Он сел, поставив портфель на пол между ног.
— Надеюсь, госпоже Адуми лучше.
Адуми покрутил ладонью.
— По-разному. Доктор Бен Ами хочет, чтобы она опять легла в «Хадассу» на обследование и еще какие-то анализы. Он уезжает на месяц с лишним и хочет положить ее до отъезда.
— Месяц отпуска? Эти доктора хорошо устраиваются.
— Он летит на какой-то медицинский съезд в Женеву. Потом на другой, в Вальпараисо. Им же достаточно послать заявку — и они уже официальные участники. А потом вычитают это из подоходного налога. И он объедет вокруг света, потому что из Вальпараисо можно лететь что на запад, что на восток. А нам с тобой, считай, повезло, если мы сможем урвать неделю для поездки в Эйлат. Но Бен Ами хороший парень, я не завидую ему.
Он смахнул в сторону папку, словно приглашая Иш-Кошера представить имеющиеся бумаги.
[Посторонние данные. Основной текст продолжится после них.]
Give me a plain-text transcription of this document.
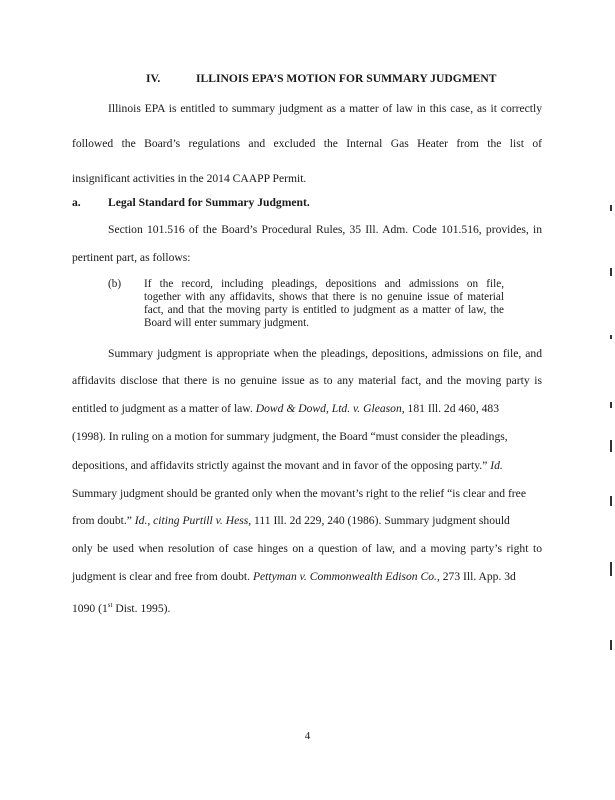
IV.	ILLINOIS EPA’S MOTION FOR SUMMARY JUDGMENT
Illinois EPA is entitled to summary judgment as a matter of law in this case, as it correctly
followed the Board’s regulations and excluded the Internal Gas Heater from the list of
insignificant activities in the 2014 CAAPP Permit.
a. Legal Standard for Summary Judgment.
Section 101.516 of the Board’s Procedural Rules, 35 Ill. Adm. Code 101.516, provides, in
pertinent part, as follows:
(b) If the record, including pleadings, depositions and admissions on file,
together with any affidavits, shows that there is no genuine issue of material
fact, and that the moving party is entitled to judgment as a matter of law, the
Board will enter summary judgment.
Summary judgment is appropriate when the pleadings, depositions, admissions on file, and
affidavits disclose that there is no genuine issue as to any material fact, and the moving party is
entitled to judgment as a matter of law. Dowd & Dowd, Ltd. v. Gleason, 181 Ill. 2d 460, 483
(1998). In ruling on a motion for summary judgment, the Board “must consider the pleadings,
depositions, and affidavits strictly against the movant and in favor of the opposing party.” Id.
Summary judgment should be granted only when the movant’s right to the relief “is clear and free
from doubt.” Id., citing Purtill v. Hess, 111 Ill. 2d 229, 240 (1986). Summary judgment should
only be used when resolution of case hinges on a question of law, and a moving party’s right to
judgment is clear and free from doubt. Pettyman v. Commonwealth Edison Co., 273 Ill. App. 3d
1090 (1st Dist. 1995).
4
— Ладно, у тебя что-нибудь есть?
Иш-Кошер вытащил папку из портфеля.
— Только всякая обычная ерунда об отце мальчика. Вплоть до недавнего времени он был зарубежным корреспондентом одной из американских телекомпаний. Ты должен помнить, он был их корреспондентом по Ближнему Востоку и находился здесь до и во время Шестидневной войны. Довольно хорошо владеет ивритом. Сейчас живет в «Кинг Дэвид» и, похоже, ничем особенно не занят. Говорят, что он пишет книгу об израильском общественном мнении. Заводит с кем-нибудь беседу и записывает на пленку. У него скрытый магнитофон и петличный микрофон. По словам горничной, у него в комнате куча пленок, все аккуратно подписаны.
— Она твой человек?
— М-гм.
— Тогда организуй копии пленок.
— Хорошо. Да, вот кое-что интересное: одна из лент подписана «Мимавет».
Адуми пожал плечами.
— Если сын не врет насчет покупки машины, что подтвердил тот малый, раввин, — тогда, скорее всего, это просто запись встречи. — Он посмотрел в окно и пробормотал: — Ходит везде и записывает разговоры, а? Хорошее прикрытие, если подумать. Он говорит с кем угодно и заявляет, что записывал это для своей книги.